Schon heute sind in China über 300 000 Fahrzeuge elektrisch unterwegs, davon allein 100 000 Busse. Für Schweinfurt soll die E-Mobilität das kompensieren, was an Arbeitsplätzen durch die Verlagerung der Produktion von Stoßdämpfern verloren geht. Um die Arbeitsplätze müsse man sich in den nächsten drei Jahren nicht sorgen, sagt Schneider. „Der Transformationsprozess ist auf einem guten Weg.“ Das heißt, wer bisher Stoßdämpfer produziert hat, findet Arbeit in der E-Mobilität, „weil hier Profis unterwegs sind“.
Dass sich ZF klar zur E-Mobilität bekannt hat, sei gut bei den Kunden angekommen, sagt Schneider. Anja Lampert, die die Öffentlichkeitsarbeit betreut, hat bemerkt, dass mit der Gründung der neuen Division Schweinfurt auch im Konzern deutlich stärker wahrgenommen wird.
Baulich wird man das auch schon bald merken. Im Süden wird das 40 Jahre alte Gebäude 608 umgebaut und mit seinen 6000 Quadratmetern für die Business Unit Elektrische Antriebe genutzt. Dabei soll es für die modernsten Fertigungsmethoden und die Vernetzung von Anlagen-Gebäude und Menschen tauglich gemacht werden. Stichwort „Industrie 4.0“.
ZF lässt sich das einen einstelligen Millionenbetrag kosten. Das Büro von Hans-Jürgen Schneider dürfte die längste Zeit in der Gademann-Straße gelegen haben.
ZF und die sechs Divisionen
ZF hat in den letzten Jahren den Konzern neu strukturiert und sich dabei streng am Markt und an den Kunden orientiert.
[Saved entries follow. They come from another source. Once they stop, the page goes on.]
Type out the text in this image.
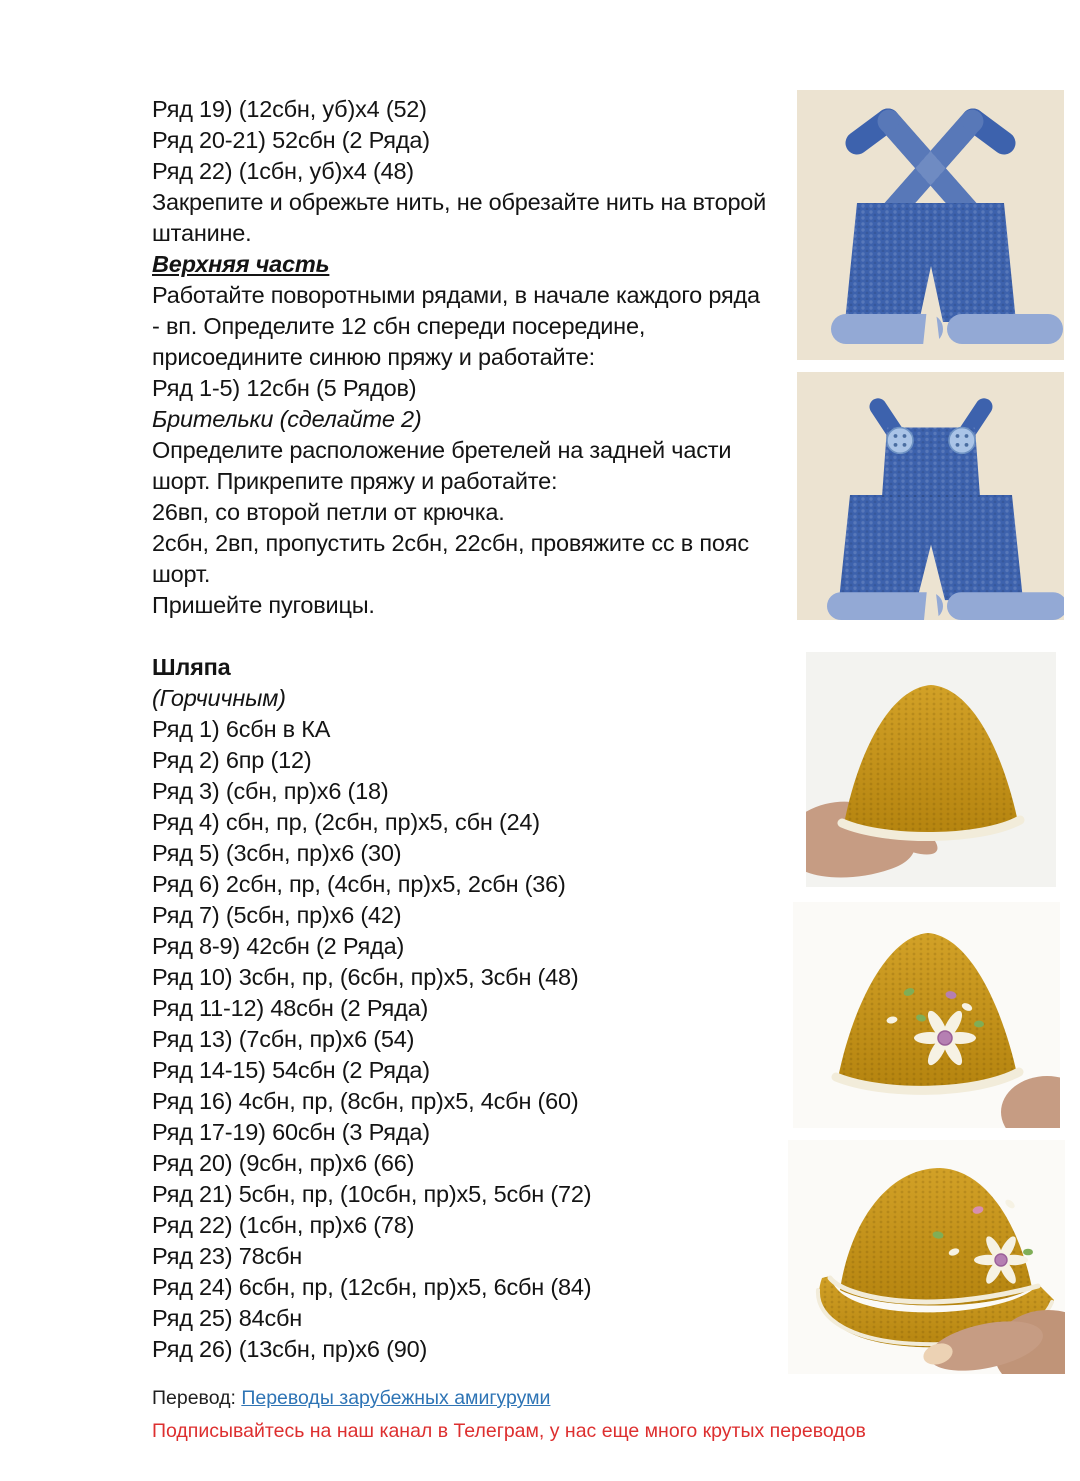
Ряд 19) (12сбн, уб)х4 (52)
Ряд 20-21) 52сбн (2 Ряда)
Ряд 22) (1сбн, уб)х4 (48)
Закрепите и обрежьте нить, не обрезайте нить на второй
штанине.
Верхняя часть
Работайте поворотными рядами, в начале каждого ряда
- вп. Определите 12 сбн спереди посередине,
присоедините синюю пряжу и работайте:
Ряд 1-5) 12сбн (5 Рядов)
Брительки (сделайте 2)
Определите расположение бретелей на задней части
шорт. Прикрепите пряжу и работайте:
26вп, со второй петли от крючка.
2сбн, 2вп, пропустить 2сбн, 22сбн, провяжите сс в пояс
шорт.
Пришейте пуговицы.

Шляпа
(Горчичным)
Ряд 1) 6сбн в КА
Ряд 2) 6пр (12)
Ряд 3) (сбн, пр)х6 (18)
Ряд 4) сбн, пр, (2сбн, пр)х5, сбн (24)
Ряд 5) (3сбн, пр)х6 (30)
Ряд 6) 2сбн, пр, (4сбн, пр)х5, 2сбн (36)
Ряд 7) (5сбн, пр)х6 (42)
Ряд 8-9) 42сбн (2 Ряда)
Ряд 10) 3сбн, пр, (6сбн, пр)х5, 3сбн (48)
Ряд 11-12) 48сбн (2 Ряда)
Ряд 13) (7сбн, пр)х6 (54)
Ряд 14-15) 54сбн (2 Ряда)
Ряд 16) 4сбн, пр, (8сбн, пр)х5, 4сбн (60)
Ряд 17-19) 60сбн (3 Ряда)
Ряд 20) (9сбн, пр)х6 (66)
Ряд 21) 5сбн, пр, (10сбн, пр)х5, 5сбн (72)
Ряд 22) (1сбн, пр)х6 (78)
Ряд 23) 78сбн
Ряд 24) 6сбн, пр, (12сбн, пр)х5, 6сбн (84)
Ряд 25) 84сбн
Ряд 26) (13сбн, пр)х6 (90)

Перевод: Переводы зарубежных амигуруми

Подписывайтесь на наш канал в Телеграм, у нас еще много крутых переводов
Bis zum Jahreswechsel gab es fünf Divisionen:
Die Division Pkw-Antriebstechnik, zuständig für Automatikgetriebe, Handschaltgetriebe/Doppelkupplungsgetriebe, Achsgetreibe und Antriebsmodule.
Die Division Pkw-Fahrwerktechnik mit Achssystemen, Fahrwerkkomponenten und Dämpfungsmodulen,
Die Division Nutzfahrzeugtechnik mit der Lkw- und Van-Antriebstechnik, Achs- und Getriebesysteme für Busse, Fahrwerkmodule für Nutzfahrzeuge, Dämpfertechnologie für Nutzfahrzeuge, Antriebsstrangmodule für Nutzfahrzeuge.
Die Division Industrietechnik mit Arbeitsmaschinensystemen, Industriegetrieben, Marine Antriebstechnik, Prüfsysteme, Luftfahrt- und Antriebsrtecnik, Windkraftantriebstechnik, Sonder-Antriebstechnik.
Die Division Aktive & Passive Sicherheitstechnik unter anderem mit Brems- und Lenkungssystemen, Isassenschutzsystemen und Befestigungssystemen.
Die Division E-Mobility mit Elektorionischen Systemen, Elektronischer Antriebstechnik und dem System Haus.